Ah tiens, à la faveur de la citation que tu postes là, ça me revient : dans son bouquin il pointe une « limite » du cinéma de Siegel, qu’il évoque aussi ici, et il s’agit de son recours à un symbolisme un peu pataud, un peu trop évident quoi. Il précise un peu les choses dans cette citation : il visait ce symbolisme « freudien vulgarisé » très en vogue à Hollywood, surtout pour la génération des réals comme Siegel. Qui, perso, me semble avoir du charme, si ça veut dire quelque chose…
Il est même gêné par ce point dans « Dirty Harry », qu’il tient pourtant pour un film très important et abouti dans son genre.
Pas vraiment en fait . C’est une assertion qui déboule un peu en fin de chapitre, sans plus de développement. Il dit simplement que le fait qu’il soit extrêmement bien réalisé (ce qui est difficilement contestable, de mon point de vue) ne suffit pas à en faire un de ses films favoris, même s’il le tient pour un grand film quand même…
Oui, il y a eu de ça aussi en ce qui me concerne, honnêtement.
Ah c’est marrant, c’est un reproche qui revenait très souvent à son encontre à l’époque de « Kill Bill ». Surtout évidemment de la part de ceux qui ne goûtaient guère au film : en gros, ils lui reprochaient de ne rien raconter à travers ce film, car à s’immerger ainsi pleinement dans sa cinéphagie il n’avait rien vécu qui puisse valoir la peine d’être raconté. A part ses citations, rien de personnel dans ses films…
Or, et c’est là que la lecture de « Cinéma Spéculations » est intéressante (à condition évidemment d’être suffisamment intéressé par le « sujet Tarantino »), il y a beaucoup plus d’éléments biographiques qui exsudent de la filmo de Tarantino qu’on ne pourrait le penser à première vue. La jeunesse du cinéaste, assez tumultueuse sur le plan familial, est en partie dévoilée dans le livre. « Jackie Brown » et « Django Unchained », particulièrement, sont infusés d’éléments biographiques très précis, la façon notamment dont la culture afro-américaine a été au centre de son adolescence du fait des relations (amoureuses et / ou amicales de sa mère à l’époque).
Maintenant, tu vas me dire (et tu n’aurais pas tort !), que quelques éléments biographiques ne font pas une analyse pertinente de la violence endémique de la société américaine à tel ou tel moment de son histoire ; c’est vrai, et je suis le premier à penser que la grille biographique en tant qu’outil d’analyse a ses limites voire mène facilement à des fausses pistes.

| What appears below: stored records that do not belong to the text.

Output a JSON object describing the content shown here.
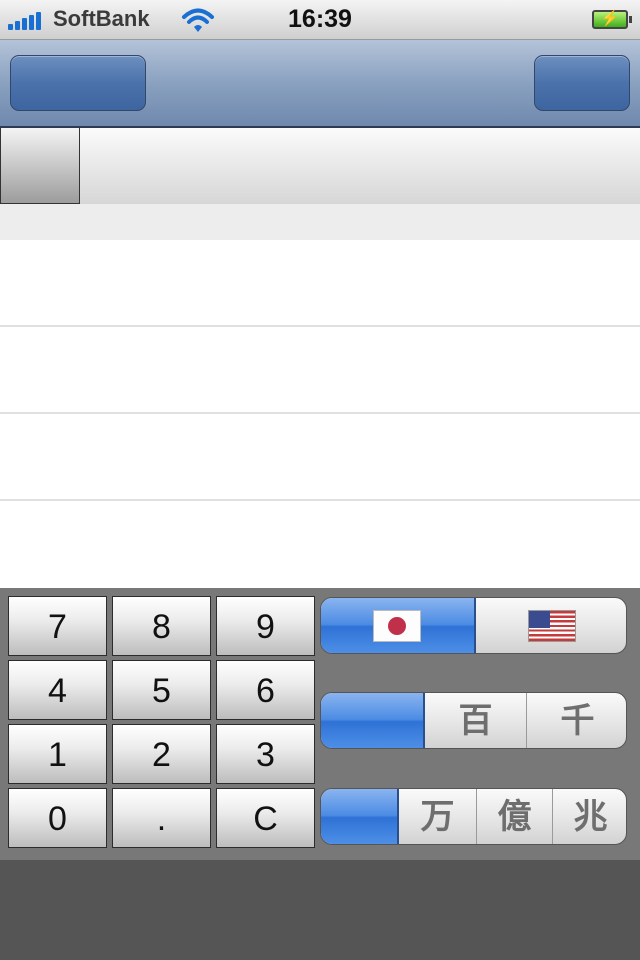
{
  "status_bar": {
    "carrier": "SoftBank",
    "time": "16:39",
    "signal_icon": "signal-bars-icon",
    "wifi_icon": "wifi-icon",
    "battery_icon": "battery-charging-icon",
    "charge_symbol": "⚡"
  },
  "nav_bar": {
    "left_button_label": "",
    "right_button_label": ""
  },
  "keypad": {
    "keys": [
      "7",
      "8",
      "9",
      "4",
      "5",
      "6",
      "1",
      "2",
      "3",
      "0",
      ".",
      "C"
    ]
  },
  "currency_selector": {
    "options": [
      {
        "icon": "japan-flag-icon",
        "selected": true
      },
      {
        "icon": "us-flag-icon",
        "selected": false
      }
    ]
  },
  "unit_selector_1": {
    "options": [
      "",
      "百",
      "千"
    ],
    "selected_index": 0
  },
  "unit_selector_2": {
    "options": [
      "",
      "万",
      "億",
      "兆"
    ],
    "selected_index": 0
  },
  "colors": {
    "nav_bar": "#8aa1c0",
    "segment_selected": "#4c8ce4",
    "keypad_background": "#787878"
  }
}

Mais tout de même, je trouve que ça bat un peu en brèche l’argument du Tarantino à l’abri de sa salle de cinéma pendant que la vraie vie se déroule hors ces murs (là c’est moi qui schématise, hein).
Ceci étant posé, et il faudra vraiment que j’écoute « Dis-Cor-Dia » pour y voir ce qu’ils en disent précisément, je suis plutôt en accord sur la question de la représentation de la violence dans le cinéma de Tarantino : elle a quelque chose de « problématique ». Non qu’elle soit choquante ou qu’elle engage sa responsabilité d’artiste (je ne crois pas du tout à ce type d’argument), mais je dirais qu’elle « manque » quelque chose. Peut-être est-elle purement fantasmatique en effet, et qu’elle rate quelque chose de l’effet de réel minimal qu’elle devrait susciter pour résonner plus.